In Vayishlach, we encounter the climactic moment when Jacob and Esau meet after 20 years of separation. Esau runs to greet his younger brother. “He embraced him and falling on his neck, he kissed him, and they wept.” Rabbinic midrash insists upon the insincerity of Esau’s kiss. The words of the Torah in their context offer no reason to doubt Esau’s intentions, yet the rabbis hold that Esau’s hatred for Jacob can never be repaired. For the rabbis just after the destruction of Jerusalem, Esau is transformed into Israel’s enemy – Rome. The exegesis is useful to that generation because it gives expression to their deepest angst: the tyranny of Rome.
According to Dr. Rabbi Ismar Schorsch, “As a sacred text, the Torah could bear an infinity of interpretations. Each generation plumbed the Torah for the answers to its own plight.”
What then can we suggest about the intention of Esau’s kiss for our own time? Our country is polarized as never before– we live in partisan, ideological echo chambers.

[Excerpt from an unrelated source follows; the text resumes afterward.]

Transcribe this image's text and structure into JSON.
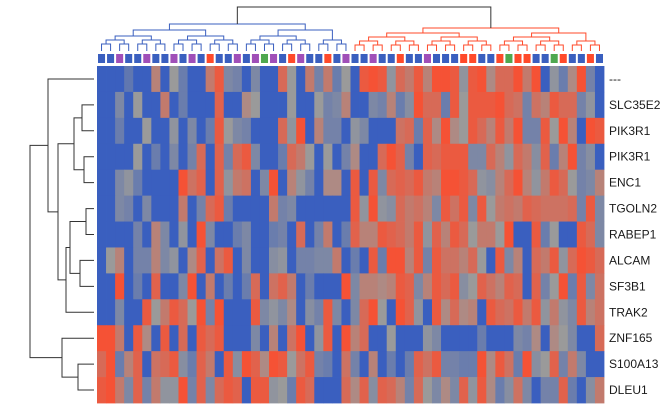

We disagree on values, policy, world outlook and decorum, and we increasingly know nothing about the other side. Like Jacob and Esau in 20 years of separation and silence, we grow farther and farther apart. We have forgotten how to talk to each other.
When people tell me that they cannot sit at the Shabbat table with old friends or that they stayed away from Thanksgiving family gatherings out of fear of political talk or disdain for others’ opinions, I feel dismay. What if we ran toward these old friends and relatives rather than backing away? Can we not fall upon the neck of those we know intimately but disagree with powerfully? What if Esau’s kiss was just that – a kiss of recognition and shared history?
We have forgotten how to listen to the other side. It is not easy to do so. But there is no other place to begin than with those we know. Can we listen, disagree, but not hate? Esau’s kiss might be just the starting place we need.